Email-only maintainers in large MAINTAINERS files — most visibly the Linux kernel repo (torvalds/linux) — were not being linked in maintainersInternal.identityId on incremental runs, even when the corresponding identity already existed in memberIdentities. Concrete example that motivated the ticket: Joshua Crofts <joshua.crofts1@gmail.com> (VEML3328 driver) — his identity was created 2026-05-30, but the kernel repo's incremental sync has been running daily since 2026-01-13 and never linked him.

Measured impact on the kernel repo: only 1980 of 2303 maintainers whose identities already exist in memberIdentities are actually linked in maintainersInternal — i.e. 323 resolvable identities (~14%) are silently dropped on every incremental run.

Root cause

Two independent bugs in the incremental code path. Both were invisible on first-run repos because insert_new_maintainers doesn't share any of this logic.

Bug 1 — compare_and_update_maintainers keyed by github_username

compare_and_update_maintainers builds dicts of current vs. new maintainers using github_username as the key:

current_maintainers_dict = {m[\"github_username\"]: m for m in current_maintainers}
new_maintainers_dict     = {m.github_username:     m for m in maintainers}

The AI extractor frequently emits github_username=\"unknown\" when the source only carries an email — for the kernel MAINTAINERS file that's 3959 of 4216 entries. All 3959 collapse into a single \"unknown\" slot in each dict, so at most one of them survives per run; the other 3958 are silently dropped. (The remaining 257 entries with real github usernames are processed normally.)

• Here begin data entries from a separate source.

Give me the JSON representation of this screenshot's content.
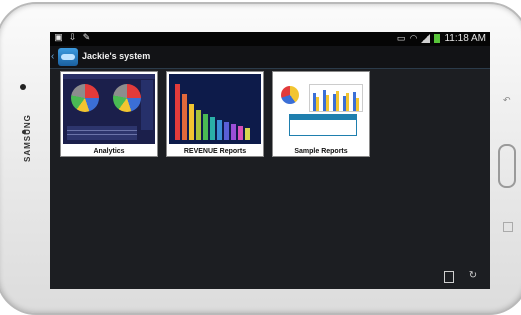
{
  "device": {
    "brand": "SAMSUNG"
  },
  "statusbar": {
    "time": "11:18 AM"
  },
  "actionbar": {
    "title": "Jackie's system"
  },
  "tiles": [
    {
      "label": "Analytics"
    },
    {
      "label": "REVENUE Reports"
    },
    {
      "label": "Sample Reports"
    }
  ],
  "colors": {
    "accent": "#3d9be0",
    "screen_bg": "#1c1e22",
    "battery": "#58c43a"
  }
}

Bug 2 — get_maintainers_for_repo filtered out email-linked identities

The current-state query restricted the join with:

mem.platform = 'github' AND mem.type = 'username' AND mem.verified = TRUE

But the write path uses find_maintainer_identity_by_email which matches platform IN ('github','git','gitlab'). The kernel email identities resolve to platform='git' rows, so they were excluded from the comparison set entirely — leading to spurious re-inserts (idempotent via ON CONFLICT, so harmless on its own) and a broken view of "what's currently linked".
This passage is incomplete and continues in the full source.